San Marcos 7, 31-37
“ Ábrete"
- La Sordera: es urgente que los cristianos escuchemos también hoy esta llamada de Jesús. La primera sordera por curar es la del corazón. Se nos pide actuar con lucidez y responsabilidad. Sería funesto vivir hoy sordos a su llamada, desoír sus palabras de vida, no escuchar su Buena Noticia, no captar los signos de los tiempos, vivir encerrados en nuestra sordera. La fuerza sanadora de Jesús nos puede curar.
- El Aislamiento: es encerrarse en la ocupación de cada día sin más. Vivir sin interioridad. Caminar sin brújula. Sin reflexión ni apertura a la esperanza. Perder incluso la sed, el deseo de vivir con más hondura.

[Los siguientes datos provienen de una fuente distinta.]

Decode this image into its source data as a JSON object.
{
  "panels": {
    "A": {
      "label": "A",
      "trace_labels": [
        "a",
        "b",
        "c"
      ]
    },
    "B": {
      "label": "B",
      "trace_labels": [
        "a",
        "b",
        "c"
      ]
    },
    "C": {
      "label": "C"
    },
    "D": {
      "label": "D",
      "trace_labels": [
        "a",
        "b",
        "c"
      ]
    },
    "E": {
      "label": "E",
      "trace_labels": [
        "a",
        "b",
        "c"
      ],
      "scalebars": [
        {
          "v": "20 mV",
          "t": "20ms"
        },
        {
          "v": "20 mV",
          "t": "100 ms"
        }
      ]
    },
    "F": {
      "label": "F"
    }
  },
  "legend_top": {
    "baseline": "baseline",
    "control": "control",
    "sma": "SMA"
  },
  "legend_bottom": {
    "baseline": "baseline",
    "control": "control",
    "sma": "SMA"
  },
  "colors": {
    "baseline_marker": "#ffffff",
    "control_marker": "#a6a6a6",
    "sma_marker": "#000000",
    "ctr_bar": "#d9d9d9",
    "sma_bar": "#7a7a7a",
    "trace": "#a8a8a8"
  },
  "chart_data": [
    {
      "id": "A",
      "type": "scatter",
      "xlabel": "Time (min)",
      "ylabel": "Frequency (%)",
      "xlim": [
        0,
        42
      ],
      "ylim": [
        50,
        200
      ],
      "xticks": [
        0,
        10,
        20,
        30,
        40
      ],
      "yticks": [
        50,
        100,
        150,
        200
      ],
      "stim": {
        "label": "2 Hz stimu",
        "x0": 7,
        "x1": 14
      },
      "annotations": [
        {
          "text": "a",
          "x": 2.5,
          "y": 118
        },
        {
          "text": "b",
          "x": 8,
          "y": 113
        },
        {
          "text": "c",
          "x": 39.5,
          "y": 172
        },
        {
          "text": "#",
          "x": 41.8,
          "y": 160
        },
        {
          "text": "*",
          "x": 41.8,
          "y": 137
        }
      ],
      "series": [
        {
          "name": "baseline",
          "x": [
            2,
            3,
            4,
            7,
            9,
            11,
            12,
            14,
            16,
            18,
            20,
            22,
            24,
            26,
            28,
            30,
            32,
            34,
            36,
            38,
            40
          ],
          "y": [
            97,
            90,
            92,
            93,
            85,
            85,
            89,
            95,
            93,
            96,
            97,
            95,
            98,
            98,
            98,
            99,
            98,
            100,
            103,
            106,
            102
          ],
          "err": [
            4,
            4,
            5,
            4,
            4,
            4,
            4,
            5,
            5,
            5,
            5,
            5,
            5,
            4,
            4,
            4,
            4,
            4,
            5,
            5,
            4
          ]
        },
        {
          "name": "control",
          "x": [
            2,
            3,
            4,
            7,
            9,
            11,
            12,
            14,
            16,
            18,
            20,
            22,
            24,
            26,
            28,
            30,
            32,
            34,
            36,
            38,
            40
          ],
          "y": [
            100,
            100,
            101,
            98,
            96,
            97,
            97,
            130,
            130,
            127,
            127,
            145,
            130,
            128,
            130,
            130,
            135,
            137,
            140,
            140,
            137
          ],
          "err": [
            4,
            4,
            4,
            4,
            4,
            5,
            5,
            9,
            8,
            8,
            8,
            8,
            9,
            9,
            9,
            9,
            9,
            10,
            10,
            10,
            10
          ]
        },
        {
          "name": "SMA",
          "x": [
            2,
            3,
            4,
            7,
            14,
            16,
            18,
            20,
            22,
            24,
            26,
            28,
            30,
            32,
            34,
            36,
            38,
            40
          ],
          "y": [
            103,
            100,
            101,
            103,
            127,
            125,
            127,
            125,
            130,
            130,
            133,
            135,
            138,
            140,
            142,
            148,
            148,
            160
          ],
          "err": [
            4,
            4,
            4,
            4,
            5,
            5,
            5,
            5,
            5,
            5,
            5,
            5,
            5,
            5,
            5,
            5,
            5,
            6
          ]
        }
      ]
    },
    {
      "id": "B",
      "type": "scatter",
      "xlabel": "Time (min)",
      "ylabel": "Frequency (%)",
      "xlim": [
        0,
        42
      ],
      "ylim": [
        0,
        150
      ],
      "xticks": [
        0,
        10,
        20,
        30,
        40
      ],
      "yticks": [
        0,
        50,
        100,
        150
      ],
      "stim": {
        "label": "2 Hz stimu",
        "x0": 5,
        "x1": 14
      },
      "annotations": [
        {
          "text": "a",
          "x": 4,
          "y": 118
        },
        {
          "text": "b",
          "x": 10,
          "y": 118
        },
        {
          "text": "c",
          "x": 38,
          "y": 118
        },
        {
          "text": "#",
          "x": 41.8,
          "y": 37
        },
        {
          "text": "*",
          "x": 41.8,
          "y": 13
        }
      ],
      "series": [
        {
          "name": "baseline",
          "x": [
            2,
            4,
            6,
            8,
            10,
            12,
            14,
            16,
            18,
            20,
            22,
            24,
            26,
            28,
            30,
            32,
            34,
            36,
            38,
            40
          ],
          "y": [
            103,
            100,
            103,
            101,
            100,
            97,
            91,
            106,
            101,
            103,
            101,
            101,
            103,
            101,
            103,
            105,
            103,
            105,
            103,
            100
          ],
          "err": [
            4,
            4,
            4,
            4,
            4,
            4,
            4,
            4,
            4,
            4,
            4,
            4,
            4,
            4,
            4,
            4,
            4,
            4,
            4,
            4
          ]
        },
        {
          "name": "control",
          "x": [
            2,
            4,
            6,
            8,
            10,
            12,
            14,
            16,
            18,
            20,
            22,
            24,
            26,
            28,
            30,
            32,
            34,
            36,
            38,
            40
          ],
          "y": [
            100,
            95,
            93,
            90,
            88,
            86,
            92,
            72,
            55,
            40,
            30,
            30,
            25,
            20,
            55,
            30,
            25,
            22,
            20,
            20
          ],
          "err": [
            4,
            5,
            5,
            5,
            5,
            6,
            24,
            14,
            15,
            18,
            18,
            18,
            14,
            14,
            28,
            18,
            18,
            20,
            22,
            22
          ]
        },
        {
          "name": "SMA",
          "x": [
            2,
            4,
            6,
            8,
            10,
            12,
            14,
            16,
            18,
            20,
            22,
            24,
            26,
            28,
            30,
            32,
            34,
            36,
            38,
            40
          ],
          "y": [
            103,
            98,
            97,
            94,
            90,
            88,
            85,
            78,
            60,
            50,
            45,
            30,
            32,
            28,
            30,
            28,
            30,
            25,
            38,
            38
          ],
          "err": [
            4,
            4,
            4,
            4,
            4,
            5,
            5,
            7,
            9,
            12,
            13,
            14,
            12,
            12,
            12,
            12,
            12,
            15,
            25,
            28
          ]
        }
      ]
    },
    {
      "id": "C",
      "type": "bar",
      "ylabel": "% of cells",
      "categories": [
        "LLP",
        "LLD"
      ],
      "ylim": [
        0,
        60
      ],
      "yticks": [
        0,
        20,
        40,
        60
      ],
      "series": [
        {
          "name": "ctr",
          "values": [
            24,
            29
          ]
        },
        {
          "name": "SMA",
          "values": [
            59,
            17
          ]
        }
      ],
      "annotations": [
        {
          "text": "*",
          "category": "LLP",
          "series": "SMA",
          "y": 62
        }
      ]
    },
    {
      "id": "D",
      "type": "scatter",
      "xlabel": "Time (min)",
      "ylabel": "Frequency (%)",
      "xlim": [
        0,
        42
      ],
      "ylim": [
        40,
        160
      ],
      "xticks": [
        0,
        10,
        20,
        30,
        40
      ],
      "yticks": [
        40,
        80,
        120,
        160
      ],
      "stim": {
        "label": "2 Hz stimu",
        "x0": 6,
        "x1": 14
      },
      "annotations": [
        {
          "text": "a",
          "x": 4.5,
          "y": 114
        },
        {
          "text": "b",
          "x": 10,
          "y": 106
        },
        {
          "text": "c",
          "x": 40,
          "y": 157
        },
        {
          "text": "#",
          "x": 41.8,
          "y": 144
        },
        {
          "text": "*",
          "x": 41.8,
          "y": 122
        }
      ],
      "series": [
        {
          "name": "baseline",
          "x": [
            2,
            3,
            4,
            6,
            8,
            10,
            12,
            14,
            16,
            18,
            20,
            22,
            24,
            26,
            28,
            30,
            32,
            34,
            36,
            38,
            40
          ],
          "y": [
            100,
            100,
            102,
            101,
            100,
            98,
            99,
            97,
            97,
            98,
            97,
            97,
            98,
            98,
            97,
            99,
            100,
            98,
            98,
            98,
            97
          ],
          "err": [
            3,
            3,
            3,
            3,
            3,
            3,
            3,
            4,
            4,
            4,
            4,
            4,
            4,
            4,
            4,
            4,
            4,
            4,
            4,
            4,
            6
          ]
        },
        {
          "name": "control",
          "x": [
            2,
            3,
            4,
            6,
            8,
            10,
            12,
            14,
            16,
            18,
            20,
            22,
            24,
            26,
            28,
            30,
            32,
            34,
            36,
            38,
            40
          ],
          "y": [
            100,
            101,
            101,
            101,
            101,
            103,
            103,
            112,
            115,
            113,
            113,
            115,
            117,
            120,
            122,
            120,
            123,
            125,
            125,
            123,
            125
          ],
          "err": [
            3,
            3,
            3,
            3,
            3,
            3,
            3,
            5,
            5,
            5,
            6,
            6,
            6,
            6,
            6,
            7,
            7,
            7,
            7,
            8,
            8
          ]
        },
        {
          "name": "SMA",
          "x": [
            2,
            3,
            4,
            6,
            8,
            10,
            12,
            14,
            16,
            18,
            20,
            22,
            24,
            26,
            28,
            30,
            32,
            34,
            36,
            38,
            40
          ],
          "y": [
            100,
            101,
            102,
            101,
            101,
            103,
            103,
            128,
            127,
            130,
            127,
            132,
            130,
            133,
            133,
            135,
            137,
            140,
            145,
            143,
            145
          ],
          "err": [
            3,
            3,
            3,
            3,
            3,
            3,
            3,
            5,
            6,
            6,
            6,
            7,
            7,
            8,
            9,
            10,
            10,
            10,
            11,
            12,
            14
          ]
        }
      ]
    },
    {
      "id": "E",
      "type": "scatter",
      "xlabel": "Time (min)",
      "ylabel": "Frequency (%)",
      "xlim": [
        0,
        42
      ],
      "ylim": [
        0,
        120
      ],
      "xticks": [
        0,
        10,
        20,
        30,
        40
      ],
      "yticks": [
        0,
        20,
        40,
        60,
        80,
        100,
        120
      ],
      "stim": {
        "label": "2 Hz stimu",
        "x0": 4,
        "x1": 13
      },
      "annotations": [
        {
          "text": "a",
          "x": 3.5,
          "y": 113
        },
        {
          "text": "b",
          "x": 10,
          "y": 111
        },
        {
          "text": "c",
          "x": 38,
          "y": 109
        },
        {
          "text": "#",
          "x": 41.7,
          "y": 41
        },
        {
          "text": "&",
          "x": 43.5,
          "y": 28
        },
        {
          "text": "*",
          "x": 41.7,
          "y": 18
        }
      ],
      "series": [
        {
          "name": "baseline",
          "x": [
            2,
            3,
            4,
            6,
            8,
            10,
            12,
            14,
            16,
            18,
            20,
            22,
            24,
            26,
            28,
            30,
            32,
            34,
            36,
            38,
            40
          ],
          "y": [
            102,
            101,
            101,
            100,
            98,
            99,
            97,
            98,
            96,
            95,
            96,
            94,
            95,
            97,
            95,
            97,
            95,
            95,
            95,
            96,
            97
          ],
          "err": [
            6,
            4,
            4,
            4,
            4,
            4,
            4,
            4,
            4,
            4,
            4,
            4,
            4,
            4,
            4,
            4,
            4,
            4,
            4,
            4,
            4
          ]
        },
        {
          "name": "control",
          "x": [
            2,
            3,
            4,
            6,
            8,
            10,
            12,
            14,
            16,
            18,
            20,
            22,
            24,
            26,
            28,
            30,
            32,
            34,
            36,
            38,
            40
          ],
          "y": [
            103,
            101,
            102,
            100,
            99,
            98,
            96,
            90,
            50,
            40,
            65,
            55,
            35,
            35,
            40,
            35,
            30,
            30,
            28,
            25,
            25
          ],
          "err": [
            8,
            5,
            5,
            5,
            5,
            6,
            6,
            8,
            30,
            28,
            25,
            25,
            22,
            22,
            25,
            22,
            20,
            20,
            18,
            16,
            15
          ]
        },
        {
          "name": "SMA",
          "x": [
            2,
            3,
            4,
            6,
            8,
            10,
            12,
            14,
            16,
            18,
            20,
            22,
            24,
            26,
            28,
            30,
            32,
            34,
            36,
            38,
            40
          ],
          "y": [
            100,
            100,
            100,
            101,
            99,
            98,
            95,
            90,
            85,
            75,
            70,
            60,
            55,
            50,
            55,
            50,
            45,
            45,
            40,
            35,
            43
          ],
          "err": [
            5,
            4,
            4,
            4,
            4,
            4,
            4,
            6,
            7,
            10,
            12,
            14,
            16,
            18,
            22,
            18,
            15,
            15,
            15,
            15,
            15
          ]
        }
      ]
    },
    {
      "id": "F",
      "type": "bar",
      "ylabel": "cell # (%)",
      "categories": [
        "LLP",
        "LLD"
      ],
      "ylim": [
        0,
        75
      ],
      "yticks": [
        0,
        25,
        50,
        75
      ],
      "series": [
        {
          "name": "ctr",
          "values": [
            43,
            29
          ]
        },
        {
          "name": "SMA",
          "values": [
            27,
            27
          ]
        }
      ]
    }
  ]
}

- Escucha: son muchos los hombres y mujeres que se sienten incapaces de entablar un verdadero diálogo con su Creador. No saben escuchar a Dios y no saben hablarle. Se diría que son «sordomudos” ante El. Para encontrar a Dios no hay que recorrer largos caminos. Basta detenerse, cerrar los ojos, entrar en nuestro corazón y escuchar la vida que hay en nosotros mismos. Ahí, donde estamos ahora mismo, está Dios rodeándonos e impregnándonos con su vida.
- La Conversión: el egoísmo, la desconfianza y la insolidaridad son también hoy lo que más nos separa y aísla a unos de otros. Por ello la conversión al amor es camino indispensable para escapar de la soledad. El que se abre al amor al Padre y a los hermanos, no está solo.
REFLEXIÓN
Hoy se trata de un sordomudo al que Jesús le cura. El silencio y la soledad de aquel hombre se quebró de pronto. Por sus oídos abiertos ya, penetró el sonido armonioso de la vida. Su corazón, callado hasta entonces, pudo florecer hacia el exterior y comunicar su alegría y su gratitud.
¡Effetá!, dijo Jesús, esto es, ábrete. Vayamos al sacerdote con toda humildad y confesemos nuestros pecados, acerquémonos limpios de toda culpa a la Sagrada Eucaristía y oiremos la voz del Maestro que, apiadado de nuestro mal, nos dice: ¡Effetá!, ábrete al amor de Dios.
PARA LA VIDA
Dicen que al profeta Elías le gustaba pasear por las calles del pueblo disfrazado. Quería observar a la gente en su salsa, de cerca. Un día se disfrazó de mendigo, ropas sucias y rotas. Fue a llamar a la puerta de una gran mansión. Se celebraba una gran fiesta.
Cuando lo vio el dueño sucio y andrajoso, lo despachó con un gran portazo. Elías se marchó. Volvió más tarde, ahora lujosamente vestido: traje, camisa de seda, sombrero, bastón con empuñadura de oro. Cuando llamó a la puerta fue recibido con todos los honores y sentado en la mesa de honor.
Todos le miraban con admiración. De repente Elías empezó a llenarse los bolsillos de comida y a derramar el vino por su ropa. La gente sorprendida le preguntó por qué se comportaba así. Elías contestó: cuando vine como rico me honraron y agasajaron, pero soy la misma persona. Sólo han cambiado mis vestidos. Ustedes no me recibieron a mí sino a mis vestidos y mis vestidos tenían que ser alimentados.
Los invitados bajaron la cabeza avergonzados y cuando la levantaron, Elías había desaparecido.